Pour pouvoir appliquer un modèle basé sur l’intelligence artificielle, il fallait une quantité massive de données, c’est pourquoi les chercheurs ont eu recours à neuf ensembles de données indépendants réunissant plus de 51.000 patients atteints de différents types de démence.
Pacientes con diferentes tipos de demencia
L’inclusion d’un large éventail de démences et de causes multiples a été une étape fondamentale pour obtenir une caractérisation riche et variée susceptible d’être représentative de la réalité. C’est pourquoi ont été inclus des patients présentant une démence due à de nombreuses causes différentes comme la maladie d’Alzheimer, des accidents vasculaires cérébraux, une dégénérescence frontotemporale, une dégénérescence corticobasale, due à des infections, à l’abus de drogues, etc.

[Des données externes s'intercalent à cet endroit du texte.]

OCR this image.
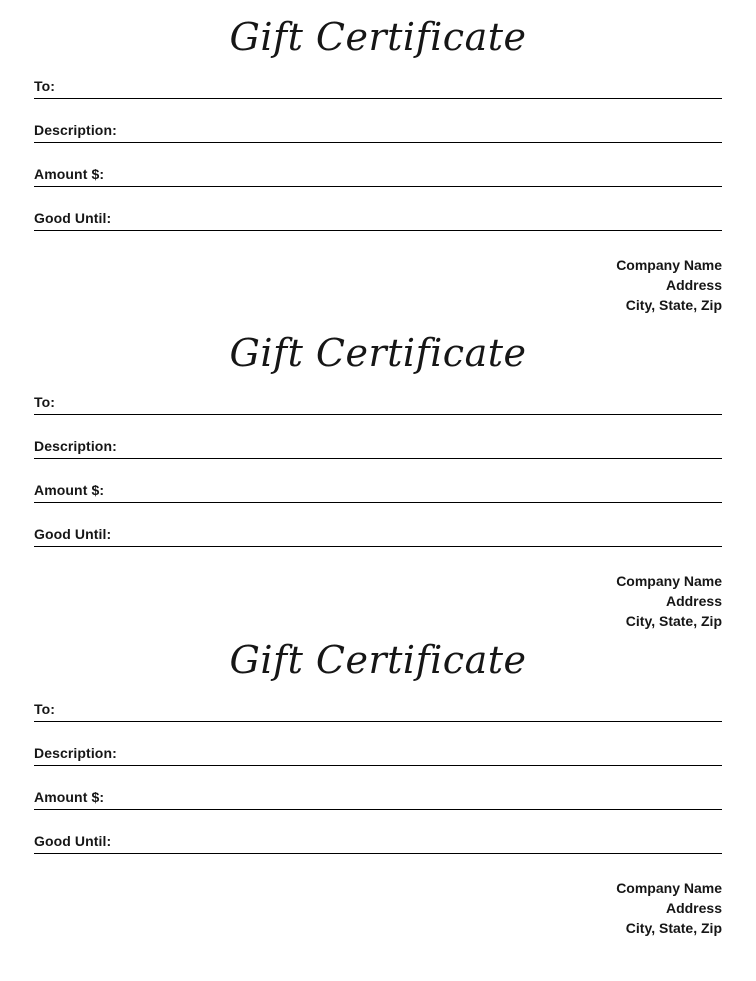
Gift Certificate
To:
Description:
Amount $:
Good Until:
Company Name
Address
City, State, Zip
Gift Certificate
To:
Description:
Amount $:
Good Until:
Company Name
Address
City, State, Zip
Gift Certificate
To:
Description:
Amount $:
Good Until:
Company Name
Address
City, State, Zip
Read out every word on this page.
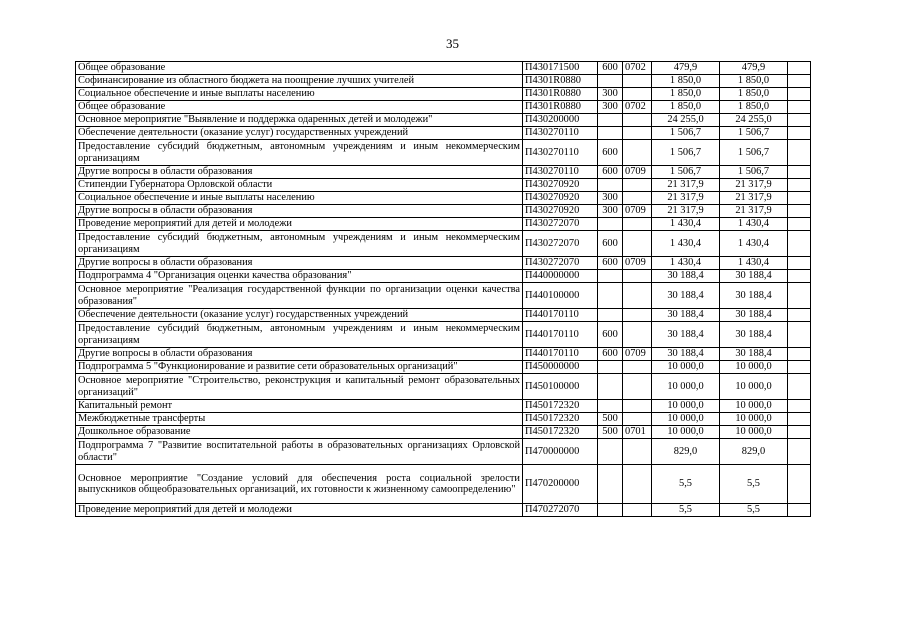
35
Общее образование	П430171500	600	0702	479,9	479,9	
Софинансирование из областного бюджета на поощрение лучших учителей	П4301R0880			1 850,0	1 850,0	
Социальное обеспечение и иные выплаты населению	П4301R0880	300		1 850,0	1 850,0	
Общее образование	П4301R0880	300	0702	1 850,0	1 850,0	
Основное мероприятие "Выявление и поддержка одаренных детей и молодежи"	П430200000			24 255,0	24 255,0	
Обеспечение деятельности (оказание услуг) государственных учреждений	П430270110			1 506,7	1 506,7	
Предоставление субсидий бюджетным, автономным учреждениям и иным некоммерческим организациям	П430270110	600		1 506,7	1 506,7	
Другие вопросы в области образования	П430270110	600	0709	1 506,7	1 506,7	
Стипендии Губернатора Орловской области	П430270920			21 317,9	21 317,9	
Социальное обеспечение и иные выплаты населению	П430270920	300		21 317,9	21 317,9	
Другие вопросы в области образования	П430270920	300	0709	21 317,9	21 317,9	
Проведение мероприятий для детей и молодежи	П430272070			1 430,4	1 430,4	
Предоставление субсидий бюджетным, автономным учреждениям и иным некоммерческим организациям	П430272070	600		1 430,4	1 430,4	
Другие вопросы в области образования	П430272070	600	0709	1 430,4	1 430,4	
Подпрограмма 4 "Организация оценки качества образования"	П440000000			30 188,4	30 188,4	
Основное мероприятие "Реализация государственной функции по организации оценки качества образования"	П440100000			30 188,4	30 188,4	
Обеспечение деятельности (оказание услуг) государственных учреждений	П440170110			30 188,4	30 188,4	
Предоставление субсидий бюджетным, автономным учреждениям и иным некоммерческим организациям	П440170110	600		30 188,4	30 188,4	
Другие вопросы в области образования	П440170110	600	0709	30 188,4	30 188,4	
Подпрограмма 5 "Функционирование и развитие сети образовательных организаций"	П450000000			10 000,0	10 000,0	
Основное мероприятие "Строительство, реконструкция и капитальный ремонт образовательных организаций"	П450100000			10 000,0	10 000,0	
Капитальный ремонт	П450172320			10 000,0	10 000,0	
Межбюджетные трансферты	П450172320	500		10 000,0	10 000,0	
Дошкольное образование	П450172320	500	0701	10 000,0	10 000,0	
Подпрограмма 7 "Развитие воспитательной работы в образовательных организациях Орловской области"	П470000000			829,0	829,0	
Основное мероприятие "Создание условий для обеспечения роста социальной зрелости выпускников общеобразовательных организаций, их готовности к жизненному самоопределению"	П470200000			5,5	5,5	
Проведение мероприятий для детей и молодежи	П470272070			5,5	5,5	
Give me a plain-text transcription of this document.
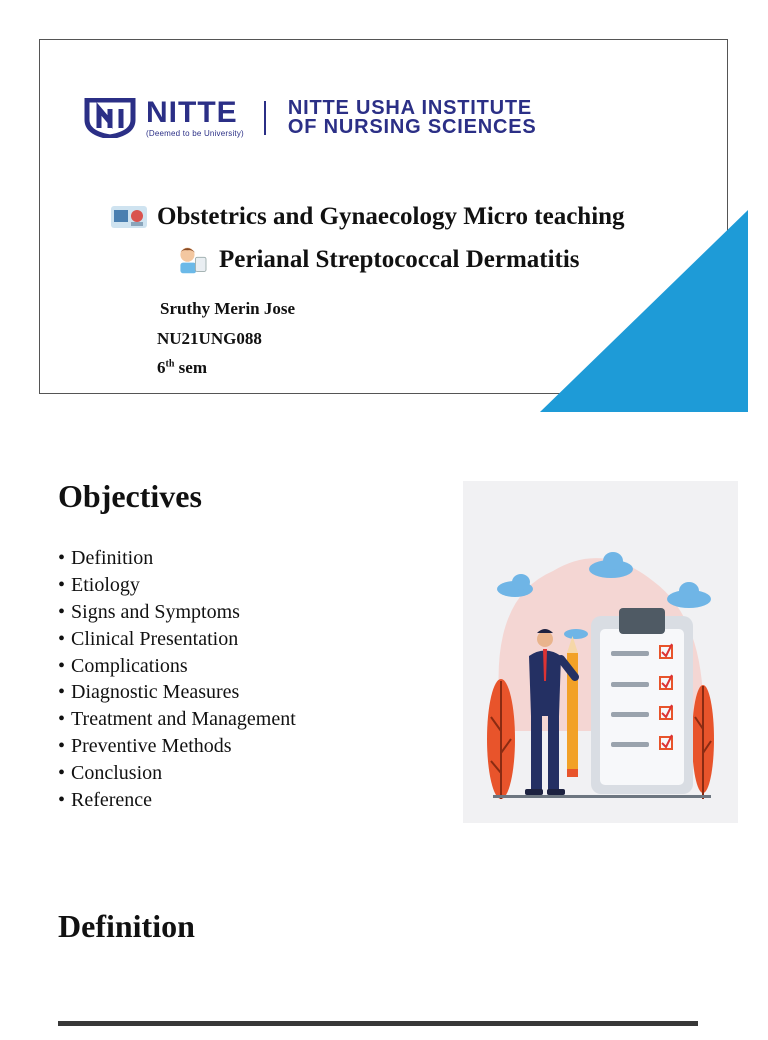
NITTE
(Deemed to be University)
NITTE USHA INSTITUTE
OF NURSING SCIENCES
Obstetrics and Gynaecology Micro teaching
Perianal Streptococcal Dermatitis
Sruthy Merin Jose
NU21UNG088
6th sem
Objectives
• Definition
• Etiology
• Signs and Symptoms
• Clinical Presentation
• Complications
• Diagnostic Measures
• Treatment and Management
• Preventive Methods
• Conclusion
• Reference
Definition
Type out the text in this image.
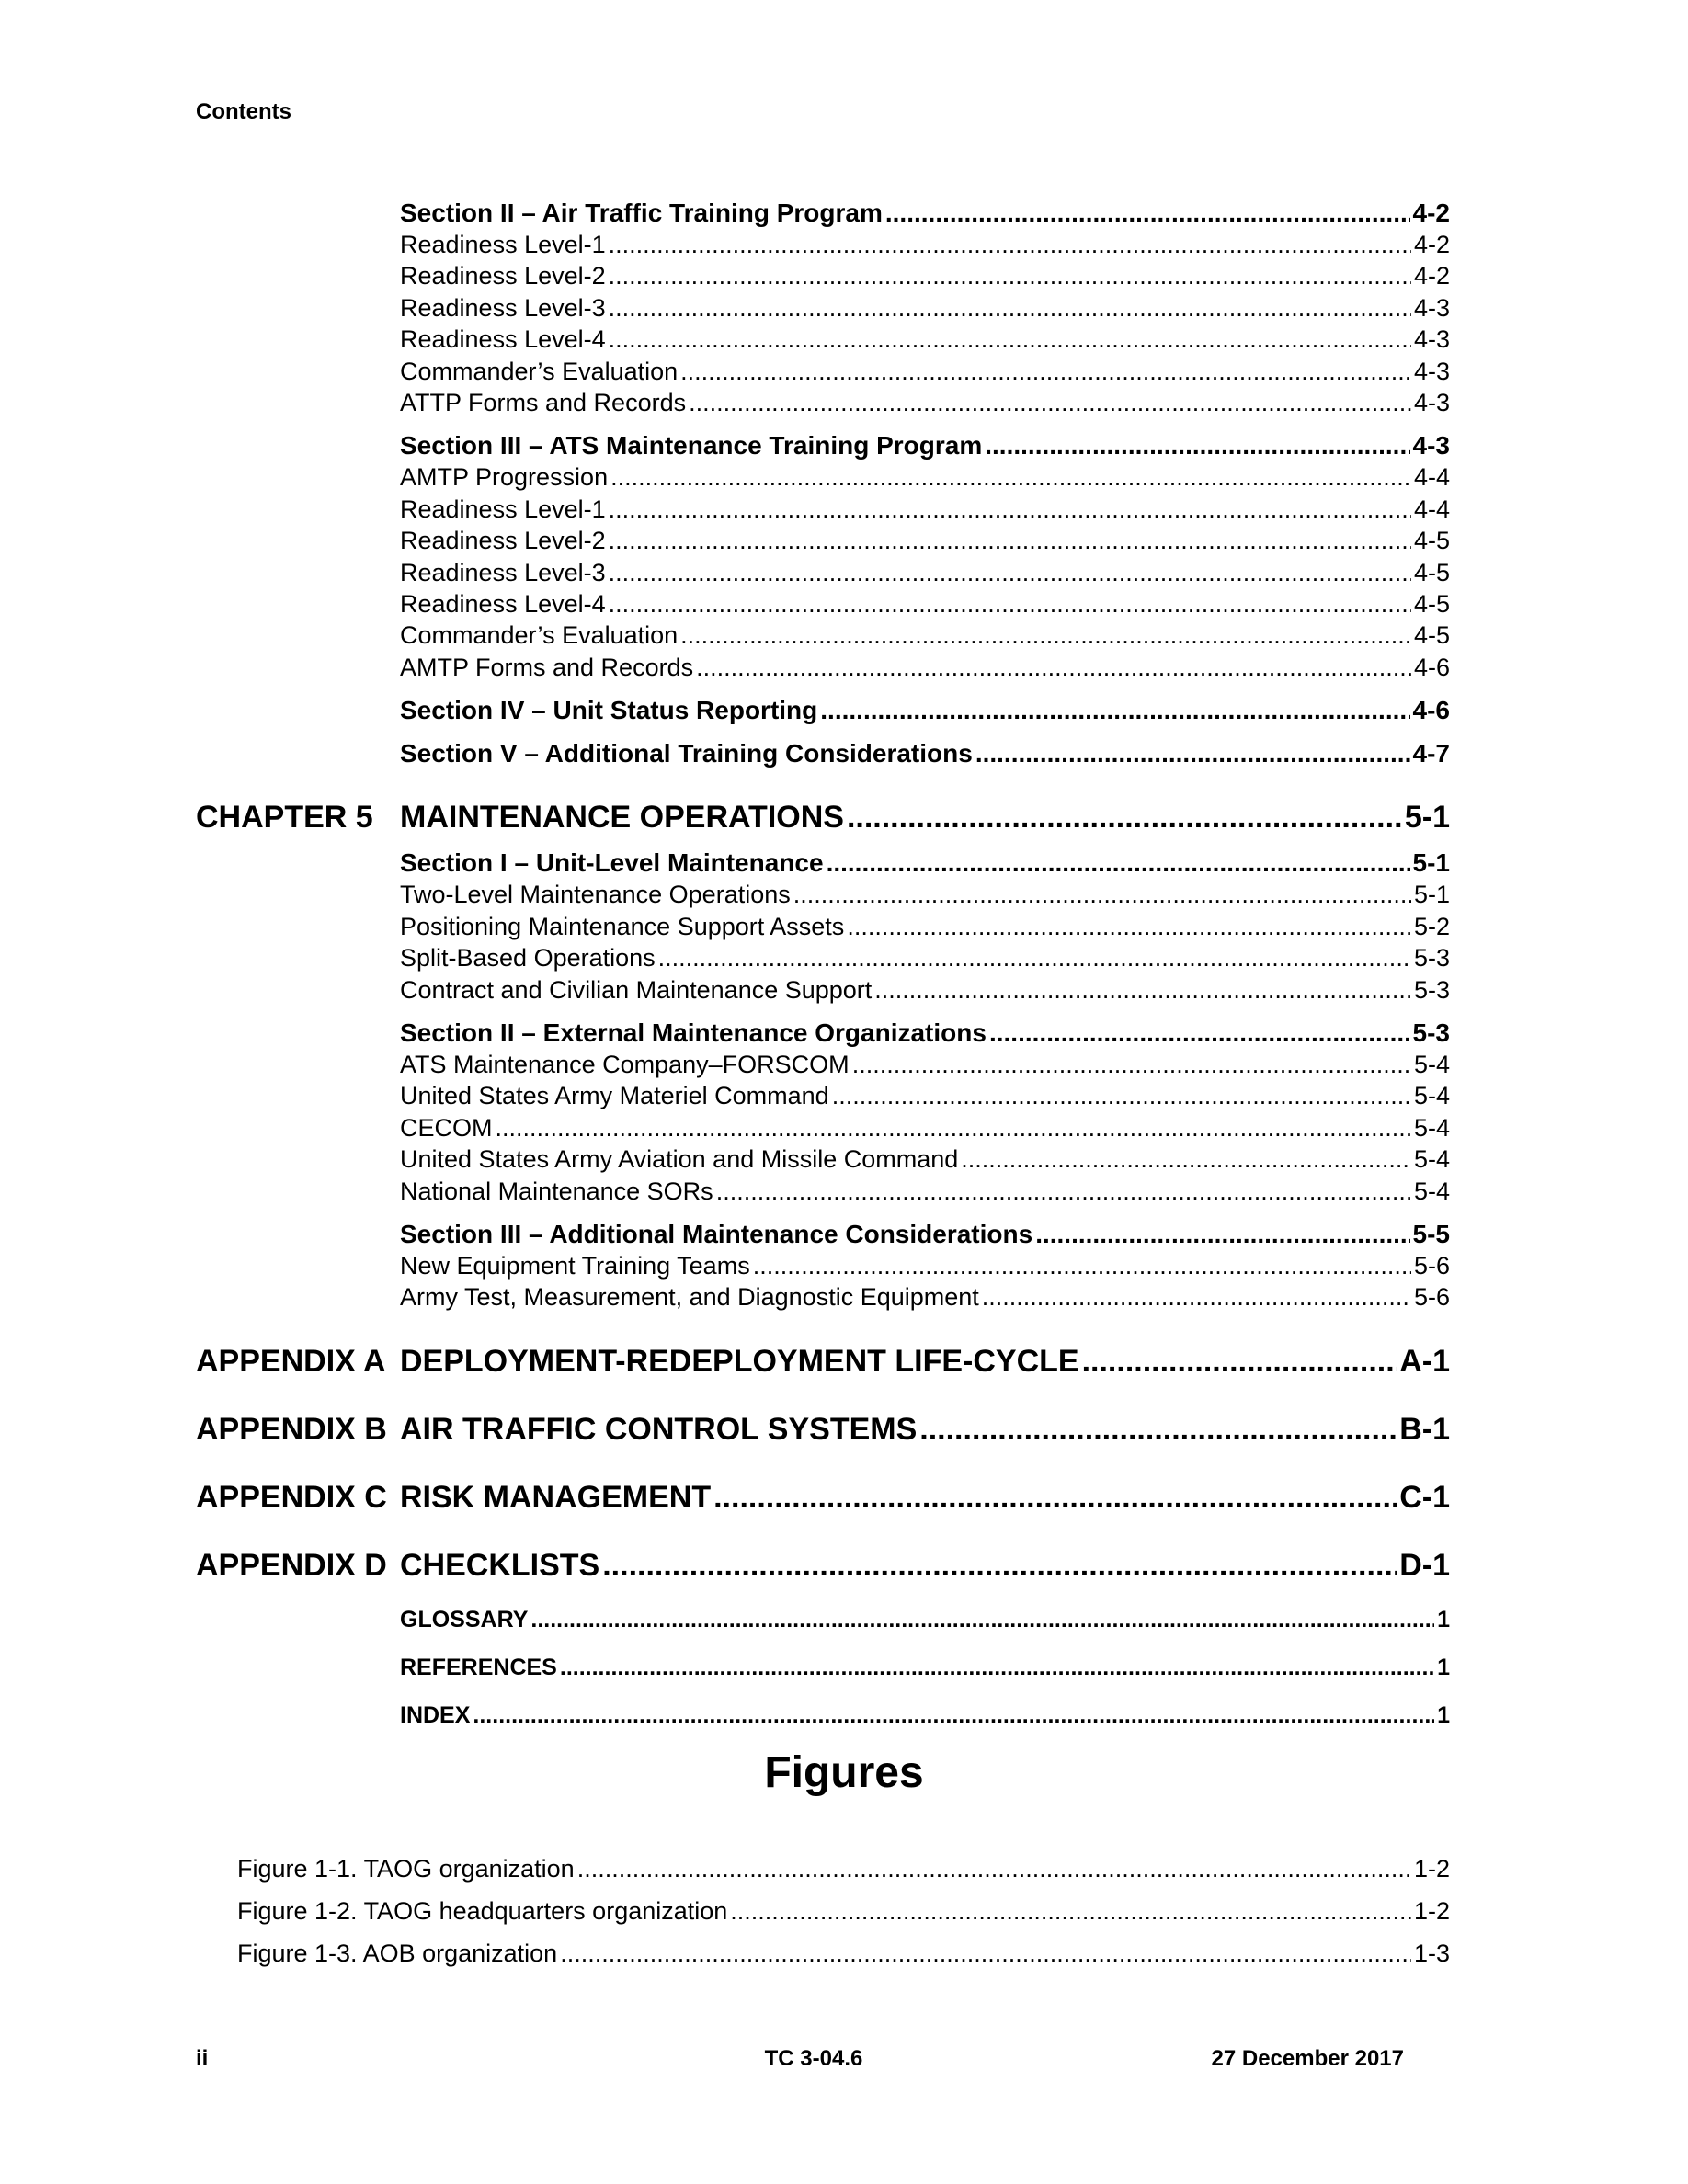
Contents
Section II – Air Traffic Training Program .....	4-2
Readiness Level-1 .....	4-2
Readiness Level-2 .....	4-2
Readiness Level-3 .....	4-3
Readiness Level-4 .....	4-3
Commander’s Evaluation .....	4-3
ATTP Forms and Records .....	4-3
Section III – ATS Maintenance Training Program .....	4-3
AMTP Progression .....	4-4
Readiness Level-1 .....	4-4
Readiness Level-2 .....	4-5
Readiness Level-3 .....	4-5
Readiness Level-4 .....	4-5
Commander’s Evaluation .....	4-5
AMTP Forms and Records .....	4-6
Section IV – Unit Status Reporting .....	4-6
Section V – Additional Training Considerations .....	4-7
CHAPTER 5 MAINTENANCE OPERATIONS .....	5-1
Section I – Unit-Level Maintenance .....	5-1
Two-Level Maintenance Operations .....	5-1
Positioning Maintenance Support Assets .....	5-2
Split-Based Operations .....	5-3
Contract and Civilian Maintenance Support .....	5-3
Section II – External Maintenance Organizations .....	5-3
ATS Maintenance Company–FORSCOM .....	5-4
United States Army Materiel Command .....	5-4
CECOM .....	5-4
United States Army Aviation and Missile Command .....	5-4
National Maintenance SORs .....	5-4
Section III – Additional Maintenance Considerations .....	5-5
New Equipment Training Teams .....	5-6
Army Test, Measurement, and Diagnostic Equipment .....	5-6
APPENDIX A DEPLOYMENT-REDEPLOYMENT LIFE-CYCLE .....	A-1
APPENDIX B AIR TRAFFIC CONTROL SYSTEMS .....	B-1
APPENDIX C RISK MANAGEMENT .....	C-1
APPENDIX D CHECKLISTS .....	D-1
GLOSSARY .....	1
REFERENCES .....	1
INDEX .....	1
Figures
Figure 1-1. TAOG organization .....	1-2
Figure 1-2. TAOG headquarters organization .....	1-2
Figure 1-3. AOB organization .....	1-3
ii	TC 3-04.6	27 December 2017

Problema de pérdida de datos
Cependant, cette approche reposant sur une quantité massive de données rend également probable la perte de données. C’est le cas inverse d’environnements très contrôlés et avec un nombre plus réduit de patients, où la perte de données est minimisée. Dans ce cas, l’approche nécessite de grands ensembles de données très hétérogènes qui permettent au modèle d’apprendre et d’être le plus réaliste possible. Pour résoudre le problème lié à la perte de données, les chercheurs ont appliqué des techniques qui fourniront la robustesse maximale dès les premières étapes. La mise en œuvre de ces méthodes et stratégies robustes évite que l’entraînement de l’intelligence artificielle soit biaisé et donc que les prédictions futures le soient également. De plus, des procédures standardisées d’inclusion et d’exclusion ont été suivies pour assurer la cohérence et la crédibilité des résultats.
Modelo de tipo « transformer »
À ce stade se pose également un défi important : la création d’un modèle permettant d’agréger plusieurs types de données et des paramètres de nature différente, ce que l’on appelle une architecture de type « transformer ». Dans ce type de modèle, toutes les différentes caractéristiques incluses sont prises et transformées en ce que l’on appelle un « vecteur de longueur fixe » suivant une stratégie spécifique qui permet de créer une première couche du modèle sur laquelle le reste sera construit, décodant cela en une série de prédictions.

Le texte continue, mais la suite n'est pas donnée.